In Italien stellt sich die Situation unübersichtlicher dar als in Frankreich, da die seit Ende der 1980er hervorgetretene italienische Basisgewerkschaftsbewegung aufgrund verschiedener lokaler und politischer Hintergründe in viele Zweige gegliedert ist, in denen es zu diversen Umgruppierungen mit Spaltungen und Vereinigungen kam. Übergreifend werden die Basisgewerkschaften oft als Cobas (comitati di base, Basiskomitees) bezeichnet.
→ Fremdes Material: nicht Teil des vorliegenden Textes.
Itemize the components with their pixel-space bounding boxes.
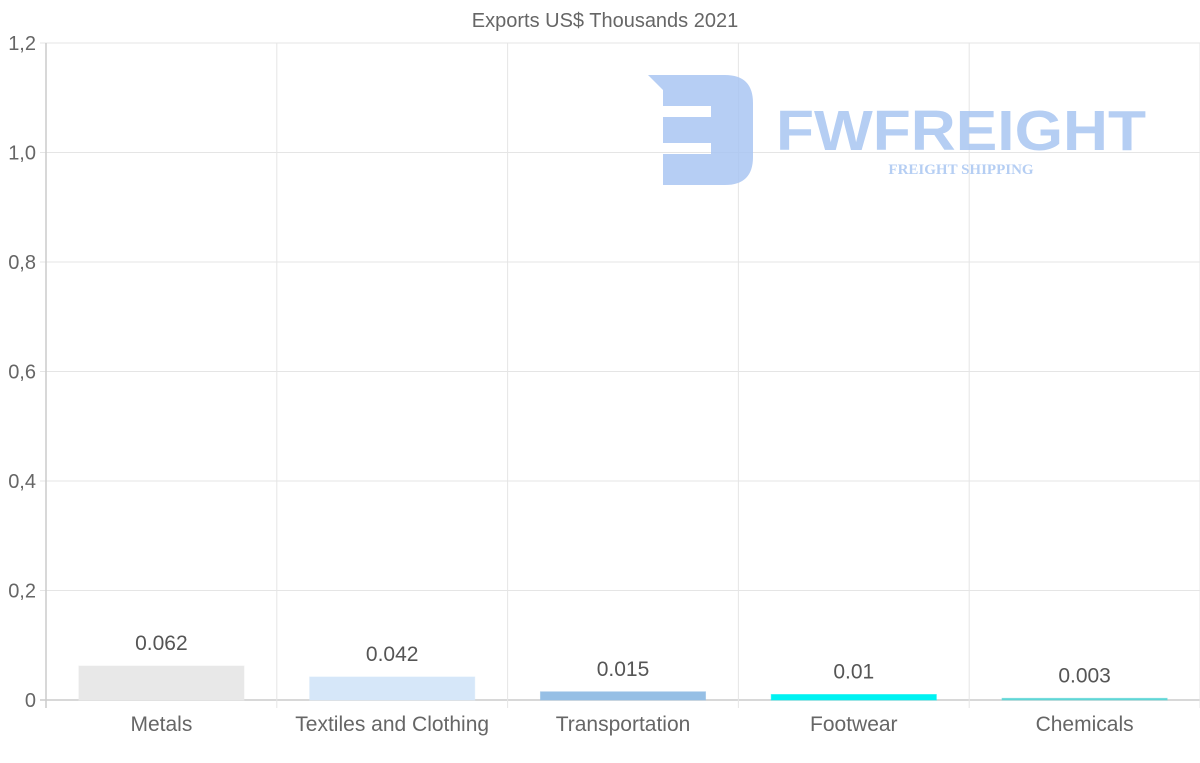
y-axis: 0 0,2 0,4 0,6 0,8 1,0 1,2 <box>8 33 36 712</box>
x-tick-label: Transportation <box>556 713 691 736</box>
watermark-brand: FWFREIGHT <box>776 99 1146 163</box>
data-label: 0.062 <box>135 632 188 655</box>
bar-metals <box>78 665 245 701</box>
data-label: 0.01 <box>833 661 874 684</box>
watermark-tagline: FREIGHT SHIPPING <box>888 162 1033 178</box>
bar-transportation <box>539 691 707 701</box>
bar-footwear <box>770 694 937 701</box>
y-tick-label: 0,2 <box>8 581 36 603</box>
data-labels: 0.062 0.042 0.015 0.01 0.003 <box>135 632 1111 687</box>
y-tick-label: 0,6 <box>8 362 36 384</box>
y-tick-label: 1,2 <box>8 33 36 55</box>
x-tick-label: Footwear <box>810 713 898 736</box>
y-tick-label: 0 <box>25 690 36 712</box>
x-tick-label: Chemicals <box>1036 713 1134 736</box>
bars <box>78 665 1168 701</box>
watermark-logo: FWFREIGHT FREIGHT SHIPPING <box>648 75 1146 185</box>
x-axis: Metals Textiles and Clothing Transportatio… <box>130 713 1133 736</box>
x-tick-label: Metals <box>130 713 192 736</box>
bar-chemicals <box>1001 697 1168 701</box>
bar-textiles-and-clothing <box>309 676 476 701</box>
y-tick-label: 0,4 <box>8 471 36 493</box>
data-label: 0.003 <box>1058 664 1111 687</box>
logo-mark-icon <box>648 75 753 185</box>
data-label: 0.042 <box>366 643 419 666</box>
x-tick-label: Textiles and Clothing <box>295 713 489 736</box>
y-tick-label: 0,8 <box>8 252 36 274</box>
chart-title: Exports US$ Thousands 2021 <box>472 10 738 32</box>
data-label: 0.015 <box>597 658 650 681</box>
y-tick-label: 1,0 <box>8 143 36 165</box>
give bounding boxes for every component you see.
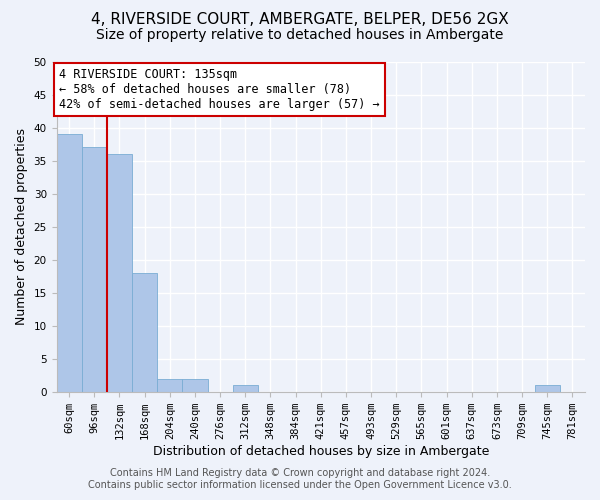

Die Hauptgruppen sind heute:

  • CUB (Confederazione Unitaria di Base): Zahlenmäßig stärkster Verband, gegründet 1992. Zu ihr gehören die RdB (Rappresentanze Sindacali di Base) mit starkem Einfluss im öffentlichen Dienst und die FLMU (Federazione Lavoratori Metalmeccanici Uniti) in der Metallindustrie. Die CUB ergriff 1998 eine politische Initiative für ein garantiertes Mindesteinkommen.
  • Confederazione Cobas: Zusammenschluss aus Cobas-Gruppen um die im Erziehungswesen einflussreiche Cobas Scuola. Historische Hintergründe reichen teilweise auf die autonomia operaia (siehe Operaismus) der 70er Jahre zurück. Arbeitet mit Rifondazione comunista zusammen und engagiert sich stark in der globalisierungskritischen Bewegung.
  • Sindacato dei lavoratori intercategoriale (SdL): Im Januar 2007 hervorgegangen aus dem Zusammenschluss von SinCobas sehr aktiv in der Autoindustrie, treibende Kraft des erfolgreichen Streiks der Belegschaft im Fiat-Werk Melfi im Frühjahr 2004, politisch der IV. Internationale und Rifondazione comunista nahestehend und der unabhängigen Transportarbeitergewerkschaft SULT, nach divergierenden Angaben zwischen 25.000 und 60.000 Mitgliedern[1].
  • Slai-Cobas (Sindacato Lavoratori Autorganizzati Intercategoriale): Mitte der 90er-Jahre in Kämpfen in der Autoindustrie hervorgetreten, dann jedoch durch Abspaltung der SinCobas geschwächt und zunehmend ins Abseits geraten, da die politische Linie der Slai-Cobas (extremer Antiamerikanismus) in weiten Teilen der Linken nicht konsensfähig ist.
  • USI (Unione Sindacale Italiana), historische anarchistisch-libertäre Gewerkschaft, gegründet 1912, Anfang der 90er-Jahre sehr aktiv, jedoch seit 1996 durch Spaltung stark geschwächt.

Deutschland

In der Bundesrepublik Deutschland sind seit 1949 die unter dem Dach des DGB organisierten Einheitsgewerkschaften sehr stark. Als recht kleine Basisgewerkschaft existiert hier die FAU (Freie Arbeiterinnen- und Arbeiter-Union), die ähnlich wie die USI in Italien ihre Ursprünge am Anfang des 20. Jahrhunderts hat. Die FAUD (Freie Arbeiter-Union Deutschlands) ging 1919 aus der Freien Vereinigung deutscher Gewerkschaften hervor und wurde in den 30ern vom Nationalsozialismus zerschlagen. Erst 1977 kam es zu einer Wiedergründung aus der 68er/70er Studentenbewegung heraus und dem Einfluss durch die Ideen von Exilarbeitern der CNT (Confederación Nacional del Trabajo), einer anarchosyndikalistischen Gewerkschaft in Spanien. In den letzten Jahren, war die FAU bzw. ihre autonomen Ortsgruppen vor allem in kleineren Lohnkämpfen, im allgemeinen Protest gegen Sozialabbau und bei Kürzungen im Bildungsbereich bzw. gegen Studiengebühren aktiv.

Außerdem bestehen seit 2006 mehrere Ortsgruppen der Industrial Workers of the World.